Invasive Species Compendium

Detailed coverage of invasive species threatening livelihoods and the environment worldwide

Abstract

Assessing global range expansion in a cryptic species complex: insights from the red seaweed genus Asparagopsis (Florideophyceae).

Abstract

The mitochondrial genetic diversity, distribution and invasive potential of multiple cryptic operational taxonomic units (OTUs) of the red invasive seaweed Asparagopsis were assessed by studying introduced Mediterranean and Hawaiian populations. Invasive behavior of each Asparagopsis OTU was inferred from phylogeographic reconstructions, past historical demographic dynamics, recent range expansion assessments and future distributional predictions obtained from demographic models.

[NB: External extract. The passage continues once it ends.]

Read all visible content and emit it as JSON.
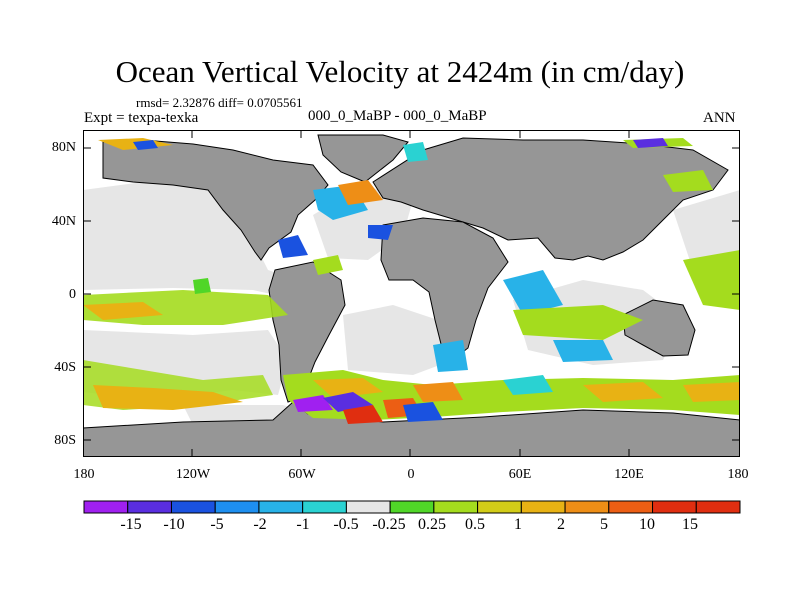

Genealogical networks resolved Asparagopsis gametophytes and tetrasporophytes into four A. taxiformis and one A. armata cryptic OTUs. Falkenbergia isolates of A. taxiformis L3 were recovered for the first time in the western Mediterranean Sea and represent a new introduction for this area. Neutrality statistics supported past range expansion for A. taxiformis L1 and L2 in Hawaii. On the other hand, extreme geographic expansion and an increase in effective population size were found only for A. taxiformis L2 in the western Mediterranean Sea. Distribution models predicted shifts of the climatically suitable areas and population expansion for A. armata L1 and A. taxiformis L1 and L2. Our integrated study confirms a high invasive risk for A. taxiformis L1 and L2 in temperate and tropical areas. Despite the differences in predictions among modelling approaches, a number of regions were identified as zones with high invasion risk for A. taxiformis L2. Since range shifts are likely climate-driven phenomena, future invasive behavior cannot be excluded for the rest of the lineages.